Rimanendo sul piano legale, peraltro, oggi il presidente della terza sezione del TAR Palermo non ha accolto la richiesta di sospensione presentata da WWF, Legambiente e Lipu contro il decreto dell’Assessorato regionale all’agricoltura sulla preapertura della caccia. Il sindacato delle associazioni siciliane di caccia (Unaves), coadiuvato dagli avvocati Girolamo Rubino e Massimiliano Valenza, l’associazione Sicilian Free Hunters coadiuvato dall’avvocato Alfio Barbagallo hanno affermato l’inammissibilità di un’unica richiesta cautelare, per ottenere l’esecuzione di quanto già previsto da ordinanza collegiale.

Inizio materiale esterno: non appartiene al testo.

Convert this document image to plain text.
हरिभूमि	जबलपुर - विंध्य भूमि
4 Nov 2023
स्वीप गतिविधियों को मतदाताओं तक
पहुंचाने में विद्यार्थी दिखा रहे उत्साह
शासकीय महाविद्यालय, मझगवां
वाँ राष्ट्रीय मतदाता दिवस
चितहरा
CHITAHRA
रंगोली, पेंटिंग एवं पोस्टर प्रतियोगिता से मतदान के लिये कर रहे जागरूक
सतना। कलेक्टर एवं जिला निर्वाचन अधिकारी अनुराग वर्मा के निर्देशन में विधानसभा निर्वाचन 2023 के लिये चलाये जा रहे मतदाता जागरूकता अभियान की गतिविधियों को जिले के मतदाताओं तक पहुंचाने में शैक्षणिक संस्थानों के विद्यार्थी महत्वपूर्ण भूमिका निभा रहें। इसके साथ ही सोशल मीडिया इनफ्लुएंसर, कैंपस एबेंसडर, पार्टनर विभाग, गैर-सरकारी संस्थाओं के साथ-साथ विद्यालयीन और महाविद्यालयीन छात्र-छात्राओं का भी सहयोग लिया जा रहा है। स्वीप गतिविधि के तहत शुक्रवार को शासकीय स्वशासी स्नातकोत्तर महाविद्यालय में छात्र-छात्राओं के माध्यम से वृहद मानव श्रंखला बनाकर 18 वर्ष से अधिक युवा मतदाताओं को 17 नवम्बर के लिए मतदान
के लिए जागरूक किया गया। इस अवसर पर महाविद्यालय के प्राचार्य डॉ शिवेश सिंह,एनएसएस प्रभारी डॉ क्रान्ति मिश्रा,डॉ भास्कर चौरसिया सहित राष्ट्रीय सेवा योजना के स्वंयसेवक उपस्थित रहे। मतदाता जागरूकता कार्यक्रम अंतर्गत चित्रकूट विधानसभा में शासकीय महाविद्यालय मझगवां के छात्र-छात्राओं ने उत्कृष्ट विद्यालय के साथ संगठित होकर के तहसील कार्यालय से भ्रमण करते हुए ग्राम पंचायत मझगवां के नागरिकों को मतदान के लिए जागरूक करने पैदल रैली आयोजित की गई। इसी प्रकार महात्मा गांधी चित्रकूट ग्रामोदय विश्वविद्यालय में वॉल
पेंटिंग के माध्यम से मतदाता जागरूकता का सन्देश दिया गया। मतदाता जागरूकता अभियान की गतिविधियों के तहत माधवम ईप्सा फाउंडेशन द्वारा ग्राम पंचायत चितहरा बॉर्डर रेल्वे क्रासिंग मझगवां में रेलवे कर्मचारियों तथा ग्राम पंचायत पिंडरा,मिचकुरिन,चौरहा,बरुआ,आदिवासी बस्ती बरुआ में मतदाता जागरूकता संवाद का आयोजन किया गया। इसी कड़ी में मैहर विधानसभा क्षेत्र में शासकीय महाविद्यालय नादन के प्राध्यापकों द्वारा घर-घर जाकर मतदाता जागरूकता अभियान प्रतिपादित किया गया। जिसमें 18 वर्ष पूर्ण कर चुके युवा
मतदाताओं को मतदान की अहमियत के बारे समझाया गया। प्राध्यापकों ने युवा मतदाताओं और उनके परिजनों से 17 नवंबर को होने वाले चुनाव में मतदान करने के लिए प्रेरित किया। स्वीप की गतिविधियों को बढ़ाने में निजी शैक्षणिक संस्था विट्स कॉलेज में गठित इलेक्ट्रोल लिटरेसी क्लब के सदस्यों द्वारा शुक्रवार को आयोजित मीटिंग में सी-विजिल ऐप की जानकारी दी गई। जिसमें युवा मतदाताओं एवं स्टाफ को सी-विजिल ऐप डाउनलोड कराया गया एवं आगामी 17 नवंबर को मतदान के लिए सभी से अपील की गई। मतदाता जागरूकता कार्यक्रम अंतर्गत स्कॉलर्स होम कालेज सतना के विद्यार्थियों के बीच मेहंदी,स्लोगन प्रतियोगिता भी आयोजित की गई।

Ma ecco che arriva il colpo di scena perché, a poche ore dalla decisione dei giudici amministrativi, è arrivato il decreto della Regione che, appunto, in via precauzionale, conferma che in Sicilia si potrà girare solo dopo il 18 settembre.

Se la situazione non fosse abbastanza confusa, lo scenario si arricchisce di un ulteriore passaggio: il Sala Consiliare della Cga prevista per il 7 settembre, quella dove decidere sui ricorsi presentati dalla Regione dell’associazione Sicilian Free Hunters, che potrebbero ribaltare la situazione. “Se dovessero essere accolti – spiega l’avvocato Massimiliano Valenza – la sospensione diventa inaccettabile e si potrebbe aprire la caccia”.